The views of the great nineteenth century preacher Charles Haddon Spurgeon about the death of animals before the fall seem to have evolved during his ministry.

In 1855, we find him arguing that animal predation is a necessary part of this world, but that humanity is destined for another realm (emphasis added):

We are told, it is true, by eminent men that there is a necessity in nature that there should be death, since one animal must prey upon another. And even could all animals be taught to give up their prey, they must feed upon plants and so devour certain minute insects which had hidden thereon. Death, therefore, seems to be the law of nature. Be it remembered that men have already lived far beyond the present allotted term and it does seem most easy to conceive that the creature which can subsist a thousand years could exceed that period. But this objection is not valid, since the saints will not live forever in this world, but will be removed to a habitation where laws of glory shall supersede laws of nature.

By 1866, his position is that, if Adam had not sinned, the animals would still have died, but Adam’s life would have been continually renewed (emphasis added):

In that garden, if the leaves had faded, he would not, and if the animals had died (and I suppose they would, for they certainly did die before Adam came into the world), yet there is no need that Adam should have died – he could have renewed his youth like the eagle and remained immortal amidst mortality, a king and priest forever, if God had so chosen it should be; instead of which, through sin, though he is even now a priest, he must, like Aaron, go up to the top of the hill and put off his priestly garments and breathe out his life. Sin brought in death, and nothing that came in by sin can be man’s friend. Death, the child of Sin, is the foe of man!

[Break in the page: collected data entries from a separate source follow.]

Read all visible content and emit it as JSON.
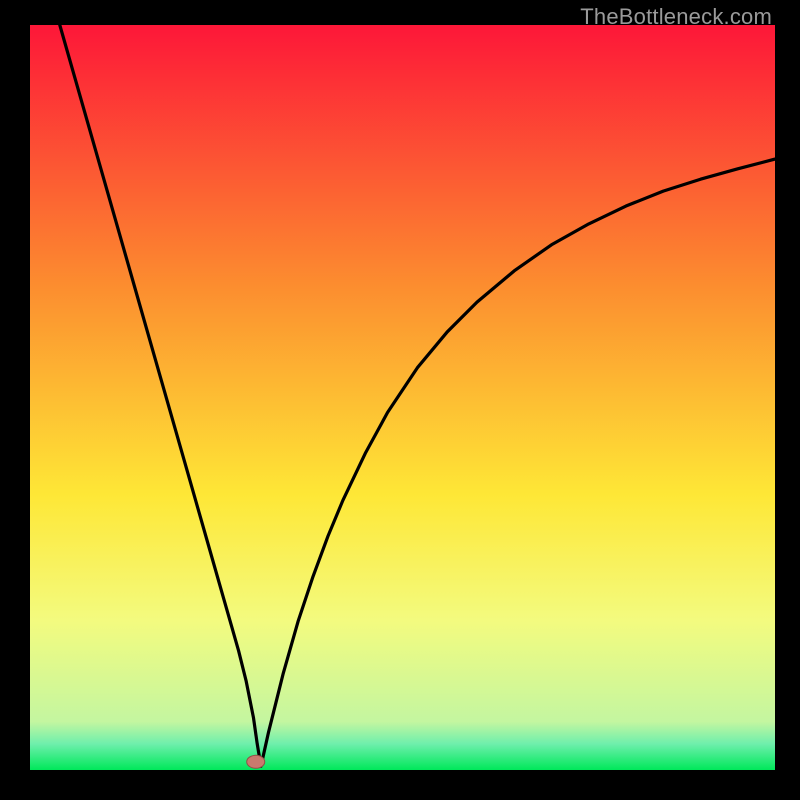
{
  "watermark": "TheBottleneck.com",
  "colors": {
    "background_black": "#000000",
    "watermark_gray": "#9a9a9a",
    "gradient_top": "#fd1738",
    "gradient_mid1": "#fc8d2f",
    "gradient_mid2": "#fee736",
    "gradient_mid3": "#f3fb7f",
    "gradient_bottom": "#00e85a",
    "curve": "#000000",
    "marker_fill": "#c97a6e",
    "marker_stroke": "#915047"
  },
  "chart_data": {
    "type": "line",
    "title": "",
    "xlabel": "",
    "ylabel": "",
    "xlim": [
      0,
      100
    ],
    "ylim": [
      0,
      100
    ],
    "annotations": [],
    "curve": {
      "x": [
        4.0,
        6.0,
        8.0,
        10.0,
        12.0,
        14.0,
        16.0,
        18.0,
        20.0,
        22.0,
        24.0,
        26.0,
        27.0,
        28.0,
        29.0,
        30.0,
        30.5,
        31.0,
        32.0,
        33.0,
        34.0,
        35.0,
        36.0,
        38.0,
        40.0,
        42.0,
        45.0,
        48.0,
        52.0,
        56.0,
        60.0,
        65.0,
        70.0,
        75.0,
        80.0,
        85.0,
        90.0,
        95.0,
        100.0
      ],
      "y": [
        100.0,
        93.0,
        86.0,
        79.0,
        72.0,
        65.0,
        58.0,
        51.0,
        44.0,
        37.0,
        30.0,
        23.0,
        19.5,
        16.0,
        12.0,
        7.0,
        3.5,
        0.5,
        5.0,
        9.0,
        13.0,
        16.5,
        20.0,
        26.0,
        31.4,
        36.2,
        42.5,
        48.0,
        54.0,
        58.8,
        62.8,
        67.0,
        70.5,
        73.3,
        75.7,
        77.7,
        79.3,
        80.7,
        82.0
      ]
    },
    "marker": {
      "x": 30.3,
      "y": 1.1
    },
    "gradient_stops": [
      {
        "offset": 0.0,
        "color": "#fd1738"
      },
      {
        "offset": 0.35,
        "color": "#fc8d2f"
      },
      {
        "offset": 0.63,
        "color": "#fee736"
      },
      {
        "offset": 0.8,
        "color": "#f3fb7f"
      },
      {
        "offset": 0.935,
        "color": "#c4f6a0"
      },
      {
        "offset": 0.965,
        "color": "#6eefac"
      },
      {
        "offset": 1.0,
        "color": "#00e85a"
      }
    ]
  }
}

However, in 1876 he claimed that animal death before Adam sinned could have been a consequence of Adam’s sin (emphasis added):

Death is an alien in this world. It did not enter into the original design of the unfallen creation, but its intrusion mars and spoils the whole. It is no part of the Great Shepherd’s flock, but it is a wolf which comes to kill and to destroy. Geology tells us that there was death among the various forms of life from the first ages of the globe’s history, even when as yet the world was not fitted up as the dwelling of man. This I can believe and still regard death as the result of sin. If it can be proved that there is such an organic unity between man and the lower animals that they would not have died if Adam had not sinned, then I see in those deaths before Adam the antecedent consequences of a sin which was then uncommitted. If by the merits of Jesus there was salvation before He had offered His atoning sacrifice, I do not find it hard to conceive that the foreseen demerits of sin may have cast the shadow of death over the long ages which came before man’s transgression.

This final position is apparently very similar to that of William Dembski, in his book The End of Christianity: Finding a Good God in an Evil World. I haven’t considered this view in depth, but it seems problematic.

First, under a (neo-)Darwinian model of evolution, as Christopher Southgate points out, complex life is a direct consequence of the pain and predation of evolution. So it makes little sense to blame the suffering on Adam’s sin but to credit God with the creation of complex life, if complex life would not have evolved without suffering.

However, even if one rejects a (neo-)Darwinian view (as I suspect would have been the case for Spurgeon), it still seems arbitrary. There is no connection between the crime and the punishment. Why should Adam’s sin lead to the violent death of countless individual creatures and the extinction of countless species, and all of that before Adam was even created?